What do we see in a seemingly extremely flat surface of a painting? What do we get into, surveying the elongated, crosswise, slanted colour strips? The answers to these questions define the utmost artistic asset of the young artist Tomasz Prymon, currently exhibited in Sandhofer Gallery.
Beholding Prymon’s thickly-painted pictures, we primarily grasp the expansion of colour. The intensive, overwhelming tone overflows the edges, taking in the adjacent walls of the gallery space. The colour is here both the expression of the thought of the artist himself, and the reflection of the viewer’s emotions. The main physical quality of the works are the long strips of colour, traversing the whole canvas either horizontally or vertically. At first glance, presumably flat and even, they subsequently reveal textural richness, the authentic spatial form. The multiplied lines convey a fragment of some greater, presumptively infinite whole.

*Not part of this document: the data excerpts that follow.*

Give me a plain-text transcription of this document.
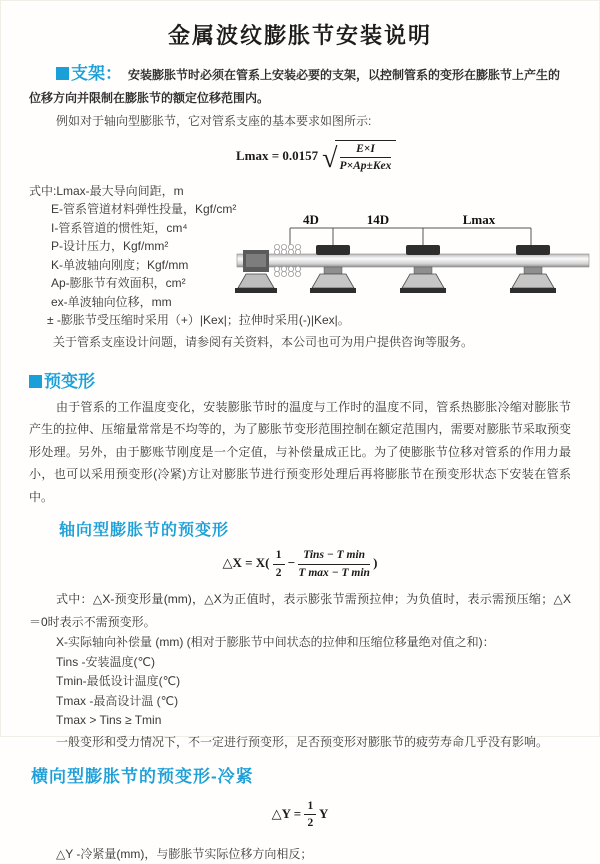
金属波纹膨胀节安装说明

支架： 安装膨胀节时必须在管系上安装必要的支架，以控制管系的变形在膨胀节上产生的位移方向并限制在膨胀节的额定位移范围内。

例如对于轴向型膨胀节，它对管系支座的基本要求如图所示:

Lmax = 0.0157 √ $\frac{E\times I}{\text{P×Ap±Kex}}$

式中:Lmax-最大导向间距，m

E-管系管道材料弹性投量，Kgf/cm²

I-管系管道的惯性矩，cm⁴

P-设计压力，Kgf/mm²

K-单波轴向刚度；Kgf/mm

Ap-膨胀节有效面积，cm²

ex-单波轴向位移，mm

± -膨胀节受压缩时采用（+）|Kex|；拉伸时采用(-)|Kex|。

4D	14D	Lmax

关于管系支座设计问题，请参阅有关资料，本公司也可为用户提供咨询等服务。

预变形

由于管系的工作温度变化，安装膨胀节时的温度与工作时的温度不同，管系热膨胀冷缩对膨胀节产生的拉伸、压缩量常常是不均等的，为了膨胀节变形范围控制在额定范围内，需要对膨胀节采取预变形处理。另外，由于膨账节刚度是一个定值，与补偿量成正比。为了使膨胀节位移对管系的作用力最小，也可以采用预变形(冷紧)方让对膨胀节进行预变形处理后再将膨胀节在预变形状态下安装在管系中。

轴向型膨胀节的预变形
△X = $X( \frac{1}{2} - \frac{\text{Tins − T min}}{\text{T max − T min}}$ )

式中：△X-预变形量(mm)，△X为正值时，表示膨张节需预拉伸；为负值时，表示需预压缩；△X＝0时表示不需预变形。

X-实际轴向补偿量 (mm) (相对于膨胀节中间状态的拉伸和压缩位移量绝对值之和)：

Tins -安装温度(℃)

Tmin-最低设计温度(℃)

Tmax -最高设计温 (℃)

Tmax > Tins ≥ Tmin

一般变形和受力情况下，不一定进行预变形，足否预变形对膨胀节的疲劳寿命几乎没有影响。

横向型膨胀节的预变形-冷紧
△Y = $\frac{1}{2}$ Y

△Y -冷紧量(mm)，与膨胀节实际位移方向相反；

At the same time, the artist embodies a scientist who makes use of human imperfect vision. Apparently, the author draws upon the scientific output of optics, physiology and psychology of visual perception. The fragmentary encoding of vast colour schemes, allows the spectator to get the impression of, the seemingly even and flat space, as mentioned above. The perfect, almost unnoticeable diversification of subtle tones on a big canvas, enables us to examine the details solely in close-up. However, it is only by looking at the whole at a greater distance that lets the spectator spot the intricacies and colour blends.
The aspect of the imperfection of human vision and its implementation by the artist is best illustrated by pointillism ( Fr. pointiller – to point, stipple ), that is the neo-impressionistic technique of shaping up the form of a painting. In this mode, the picture is built upon filling it with thickly distributed dots and lines applied with the brush tip. To form an image, the dots and lines observed from the proper distance, simply need to merge in the eye of the viewer.
In his linear compositions the artist likes to make use of contrasting colour schemes. The colour strips blend cold blue with warm yellow shades. Frequently, the fusion appears to be really abrupt, but through more in-depth analysis of details, it comes forth as soft and subtle. As the horizon joining up the earth and sky, blurring the line between the sacred and profane. Such colour variety is achieved by Prymon also through the study of light whose efficient application results in the effect of near transcendental luminance.
This unusual combination of the physical properties of the artwork, that is the colour, light and linear painting signs, raises the question of the idea behind their application, the premonition of the artist and their effect on the viewer. Presumably, these unlimited strips of colour, traversing the whole canvas, are a part of some greater and, allegedly, infinite whole. The titled Infinity, emerging somewhere from the depths of the Prymon’s paintings, arouses curiosity and implies the question of the viewer: where does it lead to? Constituting a part of a greater composition, Prymon’s works allow room for imagination and own interpretation of the beholder. In this rigorous mode of the geometric composition, each viewer might find the secret nature which draws attention and hypnotises through both formal and informal means of expression. The contemplative effect of the paintings allows for versatile interpretation, depending on one’s own need for connotations. It is possible to see therein extraordinary subject matters, a new universe, the priority of nature, as well as the exceptional meticulousness in the use of the brush and oil paint. Although the mode of visual apprehension of a painting solely through the form itself, seems limiting for the wide scope of interpretation of Prymon’s art.
The intention of the author is to make room for creative thought of the spectator. It is the beholder who constructs these quiet and likewise screaming pictures anew. Abstract forms free from factual perception, endorsing an interpretation which apparently might have never been the intent of the artist himself. The paintings do not limit but rather conceive the new nature, the nature of a picture, giving rise to the possibility of a real creation, both for the artist and the spectator. The relevant quotation, which might embrace the art of Tomasz Prymon, is of Jean Dubuffet’s on the inclinations of the abstract painting : “ I love (…) the vast, empty spaces, wherein neither an obstacle nor a marked trail imply the direction of the way, where there is not even a notion of a way itself”.